2. The blood glucose level information processing apparatus according to claim 1,

the display control unit displays a comparison button together with the start date and the end date, the blood glucose level graph, the slider, and the blood glucose level information, and when the comparison button is selected, displays a previous blood glucose level graph in which a blood glucose level is drawn in a period before the period displayed in the blood glucose level graph, in parallel up and down with the blood glucose level graph.

3. The blood glucose level information processing apparatus according to claim 1,

in the blood glucose level table, a plurality of regions are divided into a plurality of regions by assigning different colors to the plurality of regions based on the blood glucose level, and the vicinity of the boundary between the regions adjacent to each other is composed of gradation colors gradually changing from one color to another color.

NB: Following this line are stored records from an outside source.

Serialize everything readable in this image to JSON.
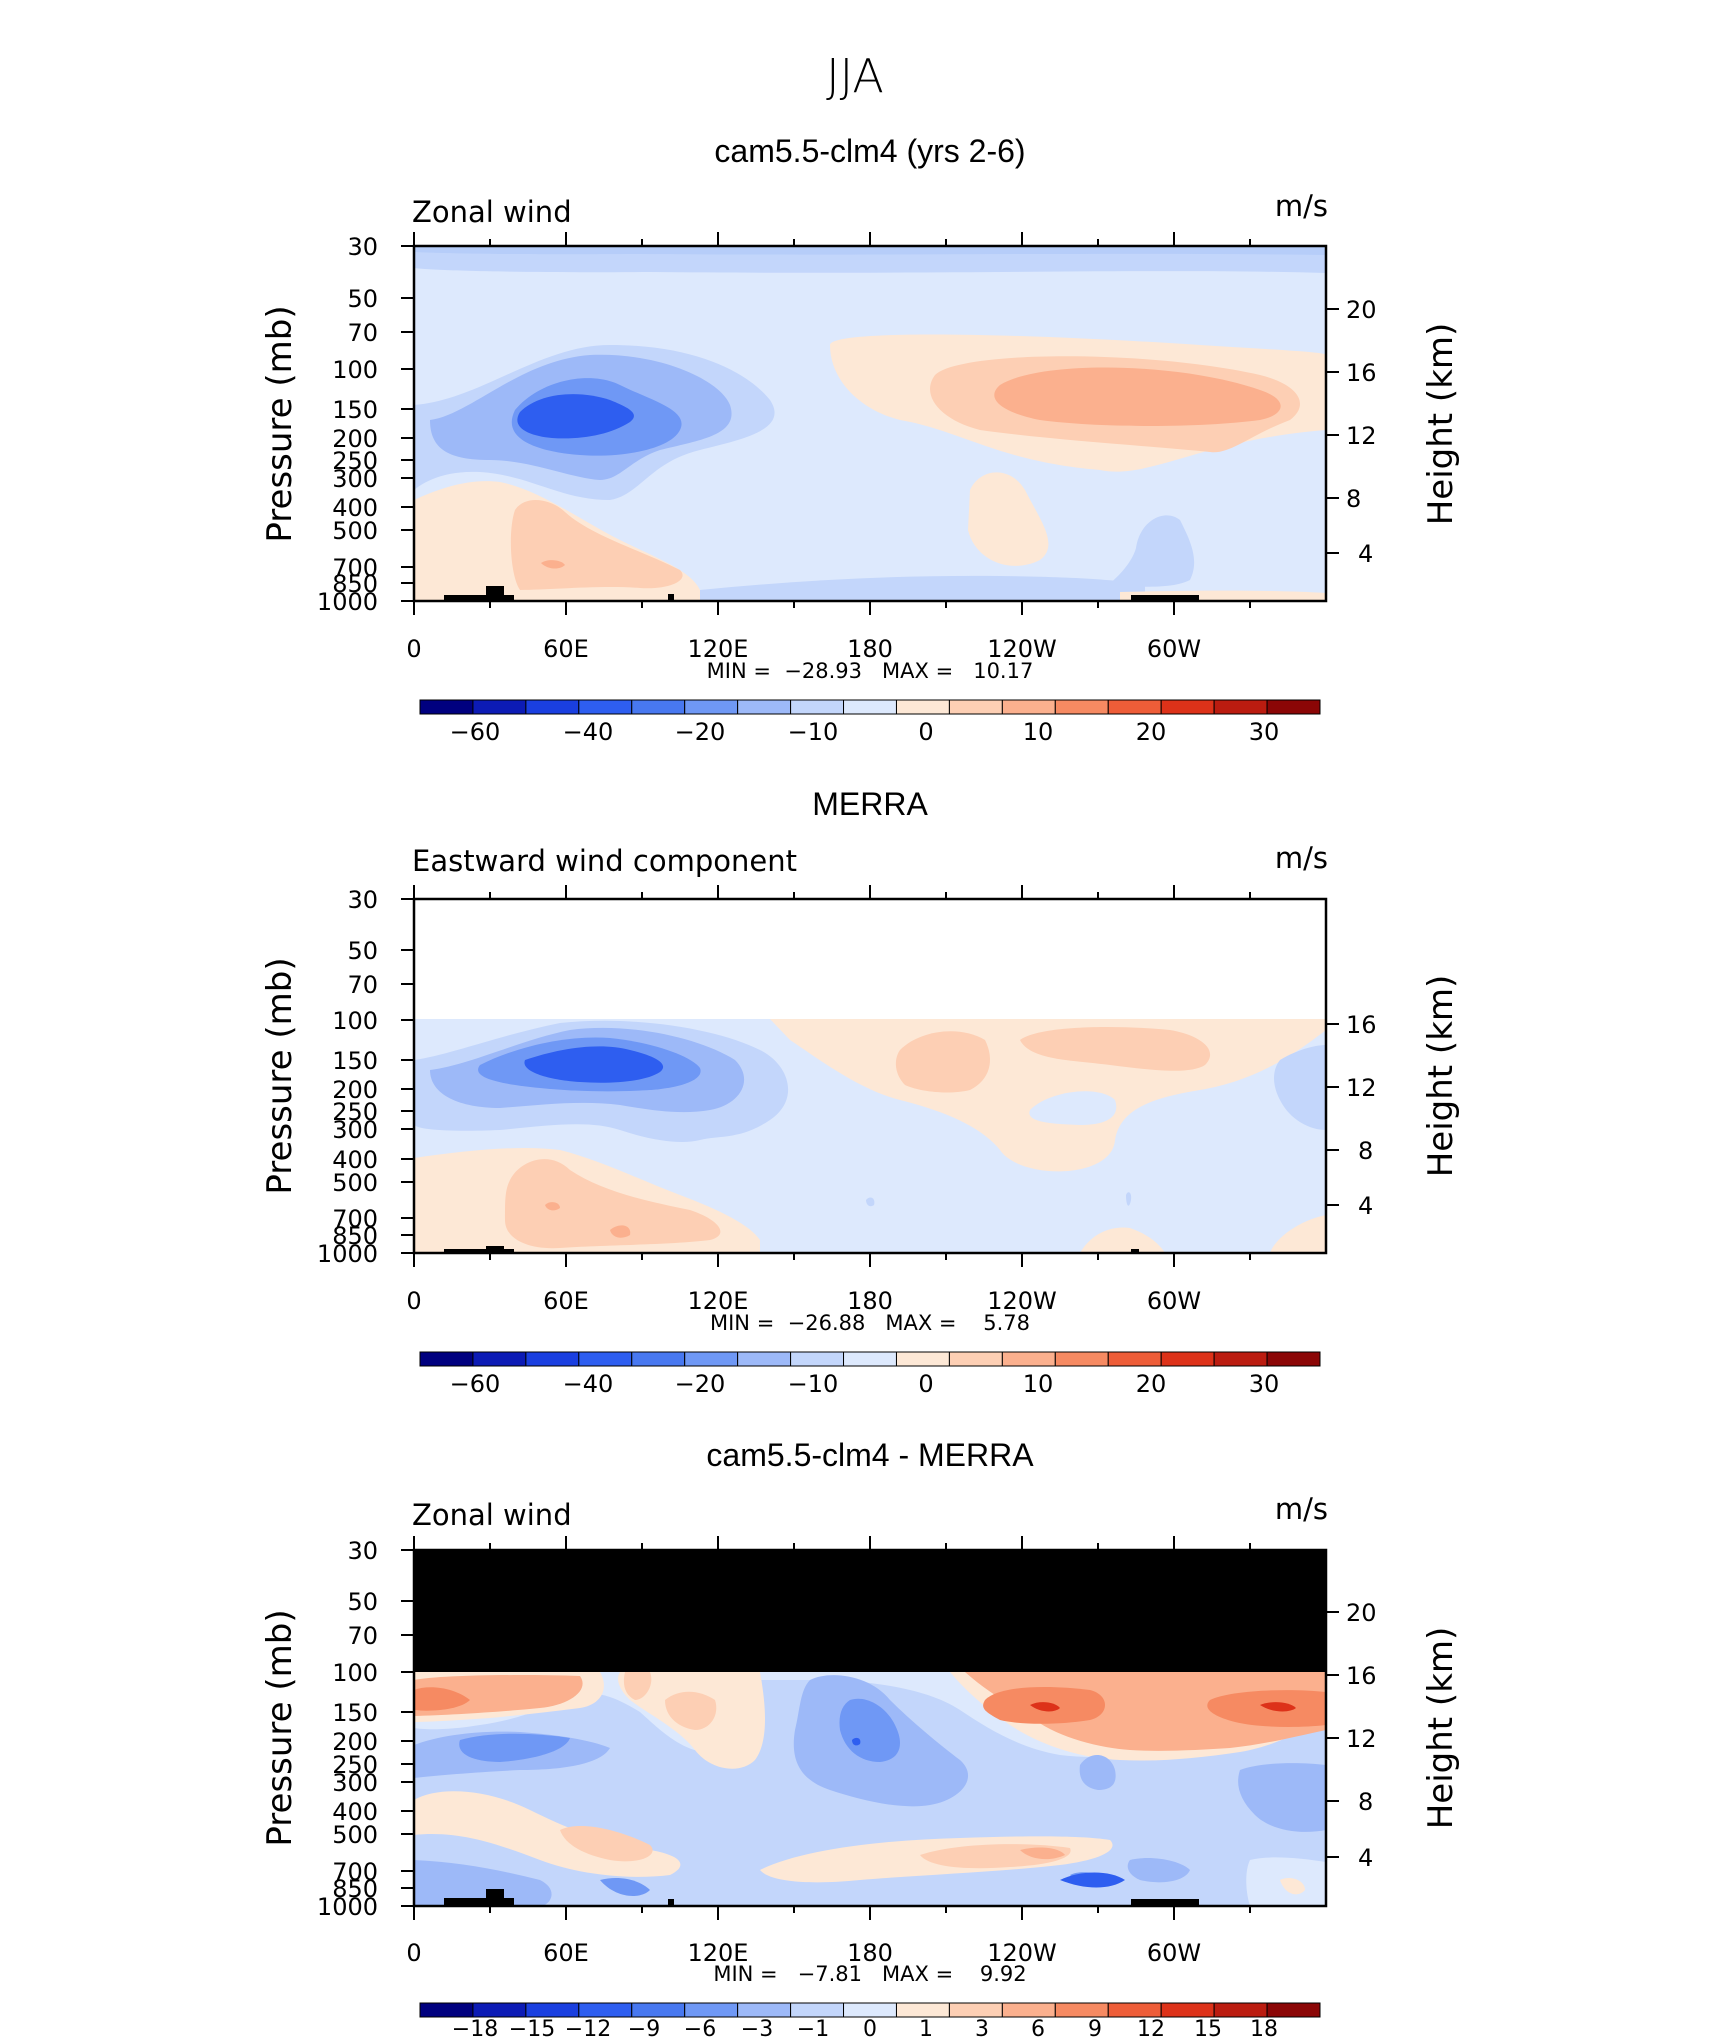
{
  "figure_title": "JJA",
  "panels": [
    {
      "title": "cam5.5-clm4 (yrs 2-6)",
      "left_label": "Zonal wind",
      "units": "m/s",
      "y_label": "Pressure (mb)",
      "y2_label": "Height (km)",
      "y_ticks": [
        "30",
        "50",
        "70",
        "100",
        "150",
        "200",
        "250",
        "300",
        "400",
        "500",
        "700",
        "850",
        "1000"
      ],
      "y2_ticks": [
        "20",
        "16",
        "12",
        "8",
        "4"
      ],
      "x_ticks": [
        "0",
        "60E",
        "120E",
        "180",
        "120W",
        "60W"
      ],
      "stats": "MIN =  −28.93   MAX =   10.17",
      "colorbar_labels": [
        "−60",
        "−40",
        "−20",
        "−10",
        "0",
        "10",
        "20",
        "30"
      ]
    },
    {
      "title": "MERRA",
      "left_label": "Eastward wind component",
      "units": "m/s",
      "y_label": "Pressure (mb)",
      "y2_label": "Height (km)",
      "y_ticks": [
        "30",
        "50",
        "70",
        "100",
        "150",
        "200",
        "250",
        "300",
        "400",
        "500",
        "700",
        "850",
        "1000"
      ],
      "y2_ticks": [
        "16",
        "12",
        "8",
        "4"
      ],
      "x_ticks": [
        "0",
        "60E",
        "120E",
        "180",
        "120W",
        "60W"
      ],
      "stats": "MIN =  −26.88   MAX =    5.78",
      "colorbar_labels": [
        "−60",
        "−40",
        "−20",
        "−10",
        "0",
        "10",
        "20",
        "30"
      ]
    },
    {
      "title": "cam5.5-clm4 - MERRA",
      "left_label": "Zonal wind",
      "units": "m/s",
      "y_label": "Pressure (mb)",
      "y2_label": "Height (km)",
      "y_ticks": [
        "30",
        "50",
        "70",
        "100",
        "150",
        "200",
        "250",
        "300",
        "400",
        "500",
        "700",
        "850",
        "1000"
      ],
      "y2_ticks": [
        "20",
        "16",
        "12",
        "8",
        "4"
      ],
      "x_ticks": [
        "0",
        "60E",
        "120E",
        "180",
        "120W",
        "60W"
      ],
      "stats": "MIN =   −7.81   MAX =    9.92",
      "colorbar_labels": [
        "−18",
        "−15",
        "−12",
        "−9",
        "−6",
        "−3",
        "−1",
        "0",
        "1",
        "3",
        "6",
        "9",
        "12",
        "15",
        "18"
      ]
    }
  ],
  "chart_data": [
    {
      "type": "heatmap",
      "title": "cam5.5-clm4 (yrs 2-6)",
      "variable": "Zonal wind",
      "units": "m/s",
      "xlabel": "",
      "ylabel": "Pressure (mb)",
      "y2label": "Height (km)",
      "x_range": [
        0,
        360
      ],
      "y_range_mb": [
        1000,
        30
      ],
      "min": -28.93,
      "max": 10.17,
      "levels": [
        -60,
        -50,
        -40,
        -30,
        -20,
        -15,
        -10,
        -5,
        0,
        5,
        10,
        15,
        20,
        25,
        30
      ],
      "colors": [
        "#00007f",
        "#0c1bb5",
        "#1a3fe0",
        "#2e5ef0",
        "#4878f0",
        "#6f98f5",
        "#9db9f8",
        "#c3d6fb",
        "#dde9fd",
        "#fde8d6",
        "#fdcfb4",
        "#fbb08e",
        "#f68a62",
        "#ee5d38",
        "#dd3219",
        "#bb1c10",
        "#8b0606"
      ]
    },
    {
      "type": "heatmap",
      "title": "MERRA",
      "variable": "Eastward wind component",
      "units": "m/s",
      "xlabel": "",
      "ylabel": "Pressure (mb)",
      "y2label": "Height (km)",
      "x_range": [
        0,
        360
      ],
      "y_range_mb": [
        1000,
        30
      ],
      "data_top_mb": 100,
      "min": -26.88,
      "max": 5.78,
      "levels": [
        -60,
        -50,
        -40,
        -30,
        -20,
        -15,
        -10,
        -5,
        0,
        5,
        10,
        15,
        20,
        25,
        30
      ],
      "colors": [
        "#00007f",
        "#0c1bb5",
        "#1a3fe0",
        "#2e5ef0",
        "#4878f0",
        "#6f98f5",
        "#9db9f8",
        "#c3d6fb",
        "#dde9fd",
        "#fde8d6",
        "#fdcfb4",
        "#fbb08e",
        "#f68a62",
        "#ee5d38",
        "#dd3219",
        "#bb1c10",
        "#8b0606"
      ]
    },
    {
      "type": "heatmap",
      "title": "cam5.5-clm4 - MERRA",
      "variable": "Zonal wind",
      "units": "m/s",
      "xlabel": "",
      "ylabel": "Pressure (mb)",
      "y2label": "Height (km)",
      "x_range": [
        0,
        360
      ],
      "y_range_mb": [
        1000,
        30
      ],
      "missing_above_mb": 100,
      "min": -7.81,
      "max": 9.92,
      "levels": [
        -18,
        -15,
        -12,
        -9,
        -6,
        -3,
        -1,
        0,
        1,
        3,
        6,
        9,
        12,
        15,
        18
      ],
      "colors": [
        "#00007f",
        "#0c1bb5",
        "#1a3fe0",
        "#2e5ef0",
        "#4878f0",
        "#6f98f5",
        "#9db9f8",
        "#c3d6fb",
        "#dde9fd",
        "#fde8d6",
        "#fdcfb4",
        "#fbb08e",
        "#f68a62",
        "#ee5d38",
        "#dd3219",
        "#bb1c10",
        "#8b0606"
      ]
    }
  ]
}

4. A blood glucose level information processing method comprising:

an acquisition step of acquiring a single or a plurality of blood glucose values measured by an external blood glucose value measuring apparatus and a measurement date and time at which the single or the plurality of blood glucose values are measured;

a graph display step of displaying, on a display unit, a start date and an end date of a predetermined period, a blood glucose level graph in which the blood glucose level corresponding to the predetermined period is plotted along a time series on the basis of the measurement date and time, and a slide bar which moves in parallel along the time series;

a calculation step of calculating blood glucose level information related to the blood glucose level included in a period from the start date to the end date, wherein the calculated blood glucose level information is displayed together with the start date and the end date, the blood glucose level table, and the slide bar; and

a movement display step of displaying the blood glucose level chart of the start date and the end date of the period changed in accordance with the movement amount of the slide bar and the blood glucose level corresponding to the period after the change so that the length of the period from the start date to the end date is constant when the slide bar is moved in parallel,

when the slider is moved, the blood glucose level information is recalculated, and the recalculated blood glucose level information is displayed.